Little did Letterman know that on Tuesday night the Great War on Teleprompters would reach new levels of hackery. Immediately following the end of the president's prime time press conference, David Gregory on NBC and Brett Baier on FOX News Channel reported that the president used a teleprompter for his customary prepared statement at the top of the event. As if that was somehow unusual. Baier, by the way, read his remarks from a teleprompter.
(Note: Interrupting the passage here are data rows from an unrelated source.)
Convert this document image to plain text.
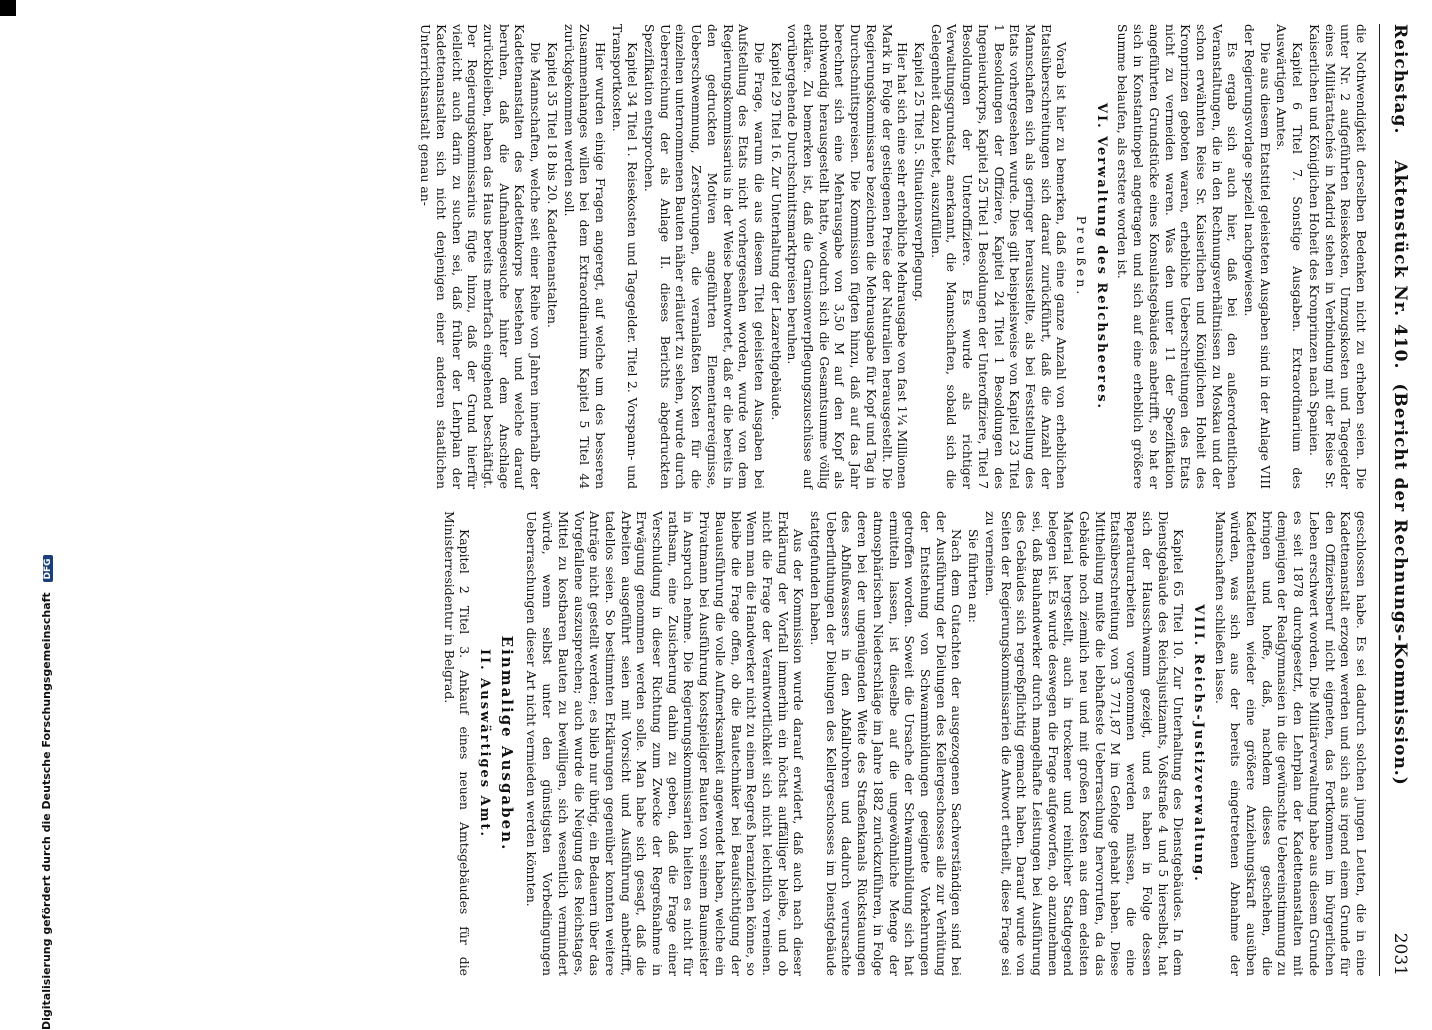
Reichstag.
Aktenstück Nr. 410.
(Bericht der Rechnungs-Kommission.)
2031

die Nothwendigkeit derselben Bedenken nicht zu erheben seien. Die unter Nr. 2 aufgeführten Reisekosten, Umzugskosten und Tagegelder eines Militärattachés in Madrid stehen in Verbindung mit der Reise Sr. Kaiserlichen und Königlichen Hoheit des Kronprinzen nach Spanien.

Kapitel 6 Titel 7. Sonstige Ausgaben. Extraordinarium des Auswärtigen Amtes.

Die aus diesem Etatstitel geleisteten Ausgaben sind in der Anlage VIII der Regierungsvorlage speziell nachgewiesen.

Es ergab sich auch hier, daß bei den außerordentlichen Veranstaltungen, die in den Rechnungsverhältnissen zu Moskau und der schon erwähnten Reise Sr. Kaiserlichen und Königlichen Hoheit des Kronprinzen geboten waren, erhebliche Ueberschreitungen des Etats nicht zu vermeiden waren. Was den unter 11 der Spezifikation angeführten Grundstücke eines Konsulatsgebäudes anbetrifft, so hat er sich in Konstantinopel angetragen und sich auf eine erheblich größere Summe belaufen, als erstere worden ist.

VI. Verwaltung des Reichsheeres.
Preußen.

Vorab ist hier zu bemerken, daß eine ganze Anzahl von erheblichen Etatsüberschreitungen sich darauf zurückführt, daß die Anzahl der Mannschaften sich als geringer herausstellte, als bei Feststellung des Etats vorhergesehen wurde. Dies gilt beispielsweise von Kapitel 23 Titel 1 Besoldungen der Offiziere, Kapitel 24 Titel 1 Besoldungen des Ingenieurkorps, Kapitel 25 Titel 1 Besoldungen der Unteroffiziere, Titel 7 Besoldungen der Unteroffiziere. Es wurde als richtiger Verwaltungsgrundsatz anerkannt, die Mannschaften, sobald sich die Gelegenheit dazu bietet, auszufüllen.

Kapitel 25 Titel 5. Situationsverpflegung.

Hier hat sich eine sehr erhebliche Mehrausgabe von fast 1¼ Millionen Mark in Folge der gestiegenen Preise der Naturalien herausgestellt. Die Regierungskommissare bezeichnen die Mehrausgabe für Kopf und Tag in Durchschnittspreisen. Die Kommission fügten hinzu, daß auf das Jahr berechnet sich eine Mehrausgabe von 3,50 M auf den Kopf als nothwendig herausgestellt hatte, wodurch sich die Gesamtsumme völlig erkläre. Zu bemerken ist, daß die Garnisonverpflegungszuschüsse auf vorübergehende Durchschnittsmarktpreisen beruhen.

Kapitel 29 Titel 16. Zur Unterhaltung der Lazarethgebäude.

Die Frage, warum die aus diesem Titel geleisteten Ausgaben bei Aufstellung des Etats nicht vorhergesehen worden, wurde von dem Regierungskommissarius in der Weise beantwortet, daß er die bereits in den gedruckten Motiven angeführten Elementarereignisse, Ueberschwemmung, Zerstörungen, die veranlaßten Kosten für die einzelnen unternommenen Bauten näher erläutert zu sehen, wurde durch Ueberreichung der als Anlage II. dieses Berichts abgedruckten Spezifikation entsprochen.

Kapitel 34 Titel 1. Reisekosten und Tagegelder. Titel 2. Vorspann- und Transportkosten.

Hier wurden einige Fragen angeregt, auf welche um des besseren Zusammenhanges willen bei dem Extraordinarium Kapitel 5 Titel 44 zurückgekommen werden soll.

Kapitel 35 Titel 18 bis 20. Kadettenanstalten.

Die Mannschaften, welche seit einer Reihe von Jahren innerhalb der Kadettenanstalten des Kadettenkorps bestehen und welche darauf beruhen, daß die Aufnahmegesuche hinter dem Anschlage zurückbleiben, haben das Haus bereits mehrfach eingehend beschäftigt. Der Regierungskommissarius fügte hinzu, daß der Grund hierfür vielleicht auch darin zu suchen sei, daß früher der Lehrplan der Kadettenanstalten sich nicht denjenigen einer anderen staatlichen Unterrichtsanstalt genau an-

geschlossen habe. Es sei dadurch solchen jungen Leuten, die in eine Kadettenanstalt erzogen werden und sich aus irgend einem Grunde für den Offiziersberuf nicht eigneten, das Fortkommen im bürgerlichen Leben erschwert worden. Die Militärverwaltung habe aus diesem Grunde es seit 1878 durchgesetzt, den Lehrplan der Kadettenanstalten mit demjenigen der Realgymnasien in die gewünschte Uebereinstimmung zu bringen und hoffe, daß, nachdem dieses geschehen, die Kadettenanstalten wieder eine größere Anziehungskraft ausüben würden, was sich aus der bereits eingetretenen Abnahme der Mannschaften schließen lasse.

VIII. Reichs-Justizverwaltung.

Kapitel 65 Titel 10. Zur Unterhaltung des Dienstgebäudes. In dem Dienstgebäude des Reichsjustizamts, Voßstraße 4 und 5 hierselbst, hat sich der Hausschwamm gezeigt, und es haben in Folge dessen Reparaturarbeiten vorgenommen werden müssen, die eine Etatsüberschreitung von 3 771,87 M im Gefolge gehabt haben. Diese Mittheilung mußte die lebhafteste Ueberraschung hervorrufen, da das Gebäude noch ziemlich neu und mit großen Kosten aus dem edelsten Material hergestellt, auch in trockener und reinlicher Stadtgegend belegen ist. Es wurde deswegen die Frage aufgeworfen, ob anzunehmen sei, daß Bauhandwerker durch mangelhafte Leistungen bei Ausführung des Gebäudes sich regreßpflichtig gemacht haben. Darauf wurde von Seiten der Regierungskommissarien die Antwort ertheilt, diese Frage sei zu verneinen.

Sie führten an:

Nach dem Gutachten der ausgezogenen Sachverständigen sind bei der Ausführung der Dielungen des Kellergeschosses alle zur Verhütung der Entstehung von Schwammbildungen geeignete Vorkehrungen getroffen worden. Soweit die Ursache der Schwammbildung sich hat ermitteln lassen, ist dieselbe auf die ungewöhnliche Menge der atmosphärischen Niederschläge im Jahre 1882 zurückzuführen, in Folge deren bei der ungenügenden Weite des Straßenkanals Rückstauungen des Abflußwassers in den Abfallrohren und dadurch verursachte Ueberfluthungen der Dielungen des Kellergeschosses im Dienstgebäude stattgefunden haben.

Aus der Kommission wurde darauf erwidert, daß auch nach dieser Erklärung der Vorfall immerhin ein höchst auffälliger bleibe, und ob nicht die Frage der Verantwortlichkeit sich nicht leichtlich verneinen. Wenn man die Handwerker nicht zu einem Regreß heranziehen könne, so bleibe die Frage offen, ob die Bautechniker bei Beaufsichtigung der Bauausführung die volle Aufmerksamkeit angewendet haben, welche ein Privatmann bei Ausführung kostspieliger Bauten von seinem Baumeister in Anspruch nehme. Die Regierungskommissarien hielten es nicht für rathsam, eine Zusicherung dahin zu geben, daß die Frage einer Verschuldung in dieser Richtung zum Zwecke der Regreßnahme in Erwägung genommen werden solle. Man habe sich gesagt, daß die Arbeiten ausgeführt seien mit Vorsicht und Ausführung anbetrifft, tadellos seien. So bestimmten Erklärungen gegenüber konnten weitere Anträge nicht gestellt werden; es blieb nur übrig, ein Bedauern über das Vorgefallene auszusprechen; auch wurde die Neigung des Reichstages, Mittel zu kostbaren Bauten zu bewilligen, sich wesentlich vermindert würde, wenn selbst unter den günstigsten Vorbedingungen Ueberraschungen dieser Art nicht vermieden werden könnten.

Einmalige Ausgaben.
II. Auswärtiges Amt.

Kapitel 2 Titel 3. Ankauf eines neuen Amtsgebäudes für die Ministerresidentur in Belgrad.

Digitalisierung gefördert durch die Deutsche Forschungsgemeinschaft DFG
Meanwhile, the AP's Washington Bureau Chief and Karl Rove Enabler, Ron Fournier, described the teleprompter as a "crutch." Fact: all presidents read a prepared statement at the outset of their press conferences. More on that presently. The whole Fournier item is one long, shameless, desperate grab for far-right blog links. (Quick aside: in the comments under the Breitbart posting of Fournier's article, a far-right commenter wrote: "Grab some John Galt gear from [Café Press store link] and join us at your local Tea Party this April 15th." Yeah do that, because nothing says "deliberately not earning money and withdrawing from society in order to bring down the economy" quite like promoting and selling John Galt swag. Consistent!)
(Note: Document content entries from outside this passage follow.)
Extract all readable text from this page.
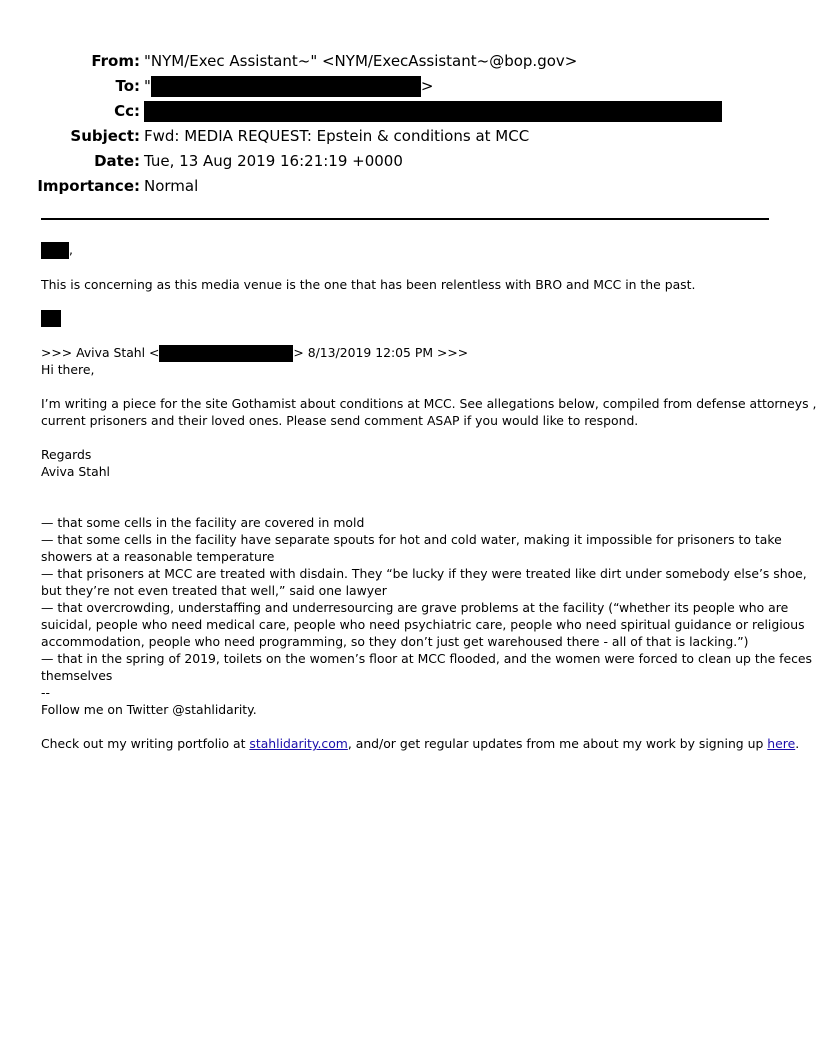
From: "NYM/Exec Assistant~" <NYM/ExecAssistant~@bop.gov>
To: "	>
Cc:
Subject: Fwd: MEDIA REQUEST: Epstein & conditions at MCC
Date: Tue, 13 Aug 2019 16:21:19 +0000
Importance: Normal
,
This is concerning as this media venue is the one that has been relentless with BRO and MCC in the past.
>>> Aviva Stahl <	> 8/13/2019 12:05 PM >>>
Hi there,
I’m writing a piece for the site Gothamist about conditions at MCC. See allegations below, compiled from defense attorneys ,
current prisoners and their loved ones. Please send comment ASAP if you would like to respond.
Regards
Aviva Stahl
— that some cells in the facility are covered in mold
— that some cells in the facility have separate spouts for hot and cold water, making it impossible for prisoners to take
showers at a reasonable temperature
— that prisoners at MCC are treated with disdain. They “be lucky if they were treated like dirt under somebody else’s shoe,
but they’re not even treated that well,” said one lawyer
— that overcrowding, understaffing and underresourcing are grave problems at the facility (“whether its people who are
suicidal, people who need medical care, people who need psychiatric care, people who need spiritual guidance or religious
accommodation, people who need programming, so they don’t just get warehoused there - all of that is lacking.”)
— that in the spring of 2019, toilets on the women’s floor at MCC flooded, and the women were forced to clean up the feces
themselves
--
Follow me on Twitter @stahlidarity.
Check out my writing portfolio at stahlidarity.com, and/or get regular updates from me about my work by signing up here.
A "crutch," is what Fournier called it. This implies that using a teleprompter is somehow easier than reading from printed pages. That's definitely not always the case. Just ask John McCain. If you've ever tried to read a speech or some dialogue from a teleprompter, it just rolls along -- sometimes too quickly, other times too slowly. If it's manually operated, you have to rely on the judgment of the operator and hope they're paying attention. It's really quite unnerving unless you've really mastered it. But if you have, why go back to reading from pages? There's no point. It's like learning to pilot a jet, but then only ever traveling bareback on a donkey.

In politics and the media, teleprompters are about as commonplace as microphones and people named "O'Donnell." Some use a teleprompter, some use paper, some use cue cards, some use both. Really, what difference does it make whether prepared remarks are read from paper or Perspex? Either way, we're talking about prepared text printed on a readable medium. The teleprompter isn't some space-age interdimensional portal that automatically injects your audience with nitrous oxide and mild doses of heroin, drugging them into an involuntary state of euphoric torpor. It simply allows the reader to deliver a speech without looking down at the podium. That's all.

Once again, there's no other way to describe this attack other than to call it "loud noises!" amounting to schizoid, nonsensical garble. Just like any Glenn Beck show, in fact -- maudlin platitudes that, if shouted loudly enough, sound very serious.

So ultimately if the intention is to turn "teleprompter" into a bad word, then good luck running Sarah Palin in 2012. Sarah Palin -- whose one bright shining moment came complete with a teleprompter, and whose most damning moments came without one.